Theoretical calculations of the kinetics of the OH reaction with 2-methyl-2-propen-1-ol and its alkene analogue

Abstract

In this work, the first and rate determining steps of the mechanism of the OH addition to 2-methyl-2-propen-1-ol (MPO221) and methylpropene (M2) have been studied at the DFT level, employing the BH and HLYP functional and the cc-pVDZ and aug-cc-pVDZ basis sets. The thermochemical properties of equilibrium (enthalpy, entropy and Gibbs free energies) have been determined within the conventional statistical thermodynamics relations and the rate coefficients have been determined on the basis of the variational transition state theory.
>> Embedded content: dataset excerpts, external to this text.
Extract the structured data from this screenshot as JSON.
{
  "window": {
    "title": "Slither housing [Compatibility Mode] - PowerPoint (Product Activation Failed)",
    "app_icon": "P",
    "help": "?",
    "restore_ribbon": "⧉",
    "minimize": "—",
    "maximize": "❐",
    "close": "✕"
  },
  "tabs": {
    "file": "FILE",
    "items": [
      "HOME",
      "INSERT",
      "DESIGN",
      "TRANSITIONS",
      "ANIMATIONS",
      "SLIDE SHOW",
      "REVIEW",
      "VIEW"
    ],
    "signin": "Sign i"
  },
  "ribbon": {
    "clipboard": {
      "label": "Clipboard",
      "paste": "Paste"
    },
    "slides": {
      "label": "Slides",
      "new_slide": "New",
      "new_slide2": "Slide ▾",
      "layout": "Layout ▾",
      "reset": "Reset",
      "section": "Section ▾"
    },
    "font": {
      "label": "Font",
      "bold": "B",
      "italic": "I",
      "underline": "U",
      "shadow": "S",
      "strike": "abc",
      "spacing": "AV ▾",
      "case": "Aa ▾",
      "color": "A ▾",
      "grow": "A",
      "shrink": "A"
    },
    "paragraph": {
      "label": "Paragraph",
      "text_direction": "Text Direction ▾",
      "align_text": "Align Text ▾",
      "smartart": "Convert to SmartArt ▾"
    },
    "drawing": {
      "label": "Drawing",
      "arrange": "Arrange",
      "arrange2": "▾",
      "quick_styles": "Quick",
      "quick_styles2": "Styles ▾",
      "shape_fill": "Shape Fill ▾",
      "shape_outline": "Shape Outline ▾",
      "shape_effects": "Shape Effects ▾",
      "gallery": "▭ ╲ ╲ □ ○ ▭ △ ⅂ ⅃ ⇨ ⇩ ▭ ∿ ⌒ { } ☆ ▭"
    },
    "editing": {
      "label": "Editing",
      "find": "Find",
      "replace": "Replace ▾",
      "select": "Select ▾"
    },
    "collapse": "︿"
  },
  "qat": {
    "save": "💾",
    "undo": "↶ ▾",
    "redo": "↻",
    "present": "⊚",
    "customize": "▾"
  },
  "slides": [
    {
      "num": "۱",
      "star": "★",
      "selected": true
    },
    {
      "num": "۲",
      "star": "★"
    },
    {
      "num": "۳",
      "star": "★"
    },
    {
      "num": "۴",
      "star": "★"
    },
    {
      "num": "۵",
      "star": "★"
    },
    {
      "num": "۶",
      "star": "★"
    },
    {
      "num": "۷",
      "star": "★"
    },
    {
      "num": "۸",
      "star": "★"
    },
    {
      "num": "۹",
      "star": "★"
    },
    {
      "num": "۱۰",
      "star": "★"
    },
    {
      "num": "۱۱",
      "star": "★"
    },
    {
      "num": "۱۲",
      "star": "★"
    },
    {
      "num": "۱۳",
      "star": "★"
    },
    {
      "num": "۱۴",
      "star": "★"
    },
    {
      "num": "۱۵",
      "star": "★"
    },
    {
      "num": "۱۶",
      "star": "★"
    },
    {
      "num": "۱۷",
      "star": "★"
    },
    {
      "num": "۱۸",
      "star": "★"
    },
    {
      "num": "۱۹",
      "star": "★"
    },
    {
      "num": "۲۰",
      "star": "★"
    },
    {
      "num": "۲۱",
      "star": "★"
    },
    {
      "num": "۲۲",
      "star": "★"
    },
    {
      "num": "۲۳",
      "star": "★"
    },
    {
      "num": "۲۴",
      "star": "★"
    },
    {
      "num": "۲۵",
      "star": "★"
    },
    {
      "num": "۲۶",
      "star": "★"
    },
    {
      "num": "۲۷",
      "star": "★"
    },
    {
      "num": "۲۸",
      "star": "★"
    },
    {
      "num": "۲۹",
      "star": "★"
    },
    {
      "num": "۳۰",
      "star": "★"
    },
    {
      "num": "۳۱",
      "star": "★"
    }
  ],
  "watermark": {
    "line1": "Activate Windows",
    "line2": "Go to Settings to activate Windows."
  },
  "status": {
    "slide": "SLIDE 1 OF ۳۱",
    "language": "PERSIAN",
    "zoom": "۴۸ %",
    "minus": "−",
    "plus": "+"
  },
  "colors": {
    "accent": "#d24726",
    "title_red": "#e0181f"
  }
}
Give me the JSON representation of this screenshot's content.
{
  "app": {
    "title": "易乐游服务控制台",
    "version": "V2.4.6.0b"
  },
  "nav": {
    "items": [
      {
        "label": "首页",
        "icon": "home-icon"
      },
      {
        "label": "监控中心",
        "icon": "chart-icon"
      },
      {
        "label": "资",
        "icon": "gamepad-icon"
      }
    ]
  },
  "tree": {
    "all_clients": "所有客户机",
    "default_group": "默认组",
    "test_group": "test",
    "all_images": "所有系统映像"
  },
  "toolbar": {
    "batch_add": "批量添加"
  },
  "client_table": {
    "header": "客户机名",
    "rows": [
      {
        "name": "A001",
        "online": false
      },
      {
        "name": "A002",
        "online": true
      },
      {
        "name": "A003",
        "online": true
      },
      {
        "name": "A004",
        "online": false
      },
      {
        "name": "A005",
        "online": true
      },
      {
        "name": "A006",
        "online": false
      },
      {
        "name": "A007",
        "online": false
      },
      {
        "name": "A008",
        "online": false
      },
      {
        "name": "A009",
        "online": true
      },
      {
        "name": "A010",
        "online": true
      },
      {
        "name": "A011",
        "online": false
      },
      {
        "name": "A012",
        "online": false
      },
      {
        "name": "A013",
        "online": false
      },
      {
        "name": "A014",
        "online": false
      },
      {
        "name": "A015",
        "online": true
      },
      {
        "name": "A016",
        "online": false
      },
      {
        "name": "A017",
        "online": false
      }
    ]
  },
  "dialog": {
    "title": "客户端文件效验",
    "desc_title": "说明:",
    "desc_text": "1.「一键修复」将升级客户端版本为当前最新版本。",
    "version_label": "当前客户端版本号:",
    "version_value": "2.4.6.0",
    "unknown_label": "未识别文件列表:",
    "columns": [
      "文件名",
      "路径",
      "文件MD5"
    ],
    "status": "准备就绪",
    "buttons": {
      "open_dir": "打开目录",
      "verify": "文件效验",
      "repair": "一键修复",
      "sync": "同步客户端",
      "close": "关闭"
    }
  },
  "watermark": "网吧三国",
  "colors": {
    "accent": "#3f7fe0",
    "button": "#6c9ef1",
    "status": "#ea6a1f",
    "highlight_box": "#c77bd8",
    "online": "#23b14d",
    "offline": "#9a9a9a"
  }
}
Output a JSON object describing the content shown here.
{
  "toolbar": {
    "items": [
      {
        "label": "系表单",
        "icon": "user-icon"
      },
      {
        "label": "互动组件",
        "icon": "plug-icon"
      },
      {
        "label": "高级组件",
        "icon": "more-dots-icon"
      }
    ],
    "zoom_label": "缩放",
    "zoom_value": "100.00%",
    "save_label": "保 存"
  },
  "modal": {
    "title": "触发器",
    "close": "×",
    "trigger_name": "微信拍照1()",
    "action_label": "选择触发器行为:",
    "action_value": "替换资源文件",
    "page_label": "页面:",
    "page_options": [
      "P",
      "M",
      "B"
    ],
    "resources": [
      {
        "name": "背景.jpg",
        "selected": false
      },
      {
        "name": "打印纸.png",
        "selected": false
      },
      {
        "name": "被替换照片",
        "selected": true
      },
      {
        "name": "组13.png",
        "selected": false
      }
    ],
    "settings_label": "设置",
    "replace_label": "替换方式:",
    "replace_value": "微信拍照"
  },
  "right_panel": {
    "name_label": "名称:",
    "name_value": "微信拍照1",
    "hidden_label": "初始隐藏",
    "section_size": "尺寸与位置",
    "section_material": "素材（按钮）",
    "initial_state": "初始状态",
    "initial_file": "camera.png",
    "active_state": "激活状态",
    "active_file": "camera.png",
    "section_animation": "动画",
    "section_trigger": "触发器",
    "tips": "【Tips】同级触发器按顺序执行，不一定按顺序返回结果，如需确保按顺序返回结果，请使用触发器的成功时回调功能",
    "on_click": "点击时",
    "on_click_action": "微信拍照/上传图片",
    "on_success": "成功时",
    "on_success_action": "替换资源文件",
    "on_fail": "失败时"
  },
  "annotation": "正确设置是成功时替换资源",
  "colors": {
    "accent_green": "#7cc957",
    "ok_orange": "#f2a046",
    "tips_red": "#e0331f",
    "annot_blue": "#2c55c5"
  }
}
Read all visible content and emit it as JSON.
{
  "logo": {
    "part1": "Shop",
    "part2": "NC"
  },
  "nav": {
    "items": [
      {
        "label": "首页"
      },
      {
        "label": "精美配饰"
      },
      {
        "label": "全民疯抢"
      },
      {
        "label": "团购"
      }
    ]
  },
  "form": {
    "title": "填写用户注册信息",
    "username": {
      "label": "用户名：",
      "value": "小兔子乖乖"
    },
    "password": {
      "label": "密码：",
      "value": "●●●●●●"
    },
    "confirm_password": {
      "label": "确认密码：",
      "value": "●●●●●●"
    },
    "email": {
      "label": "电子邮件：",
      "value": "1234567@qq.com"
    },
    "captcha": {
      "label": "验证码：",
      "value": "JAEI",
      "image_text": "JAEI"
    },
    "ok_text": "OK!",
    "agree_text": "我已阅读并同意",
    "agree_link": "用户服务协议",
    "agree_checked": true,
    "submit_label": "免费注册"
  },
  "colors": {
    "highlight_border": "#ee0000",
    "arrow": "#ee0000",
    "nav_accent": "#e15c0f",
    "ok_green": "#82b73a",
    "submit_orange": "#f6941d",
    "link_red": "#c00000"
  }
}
The adoption of the microcanonical variational transition state theory was proved to be crucial for the description of the kinetics of OH addition to these unsaturated compounds. The rate coefficients obtained for the OH reactions with MPO221 and M2 at 298.15 K deviate, respectively, 27% and 13% from the experimental rate coefficient available in the literature. A non-Arrhenius profile is observed for the rate coefficients. Moreover, the values of the rate coefficients for the MPO221 + OH reaction are greater than those for the M2 + OH reaction, suggesting that the substitution of the hydrogen atom in an alkene by the –OH functional group increases the reactivity with respect to the hydroxyl radical.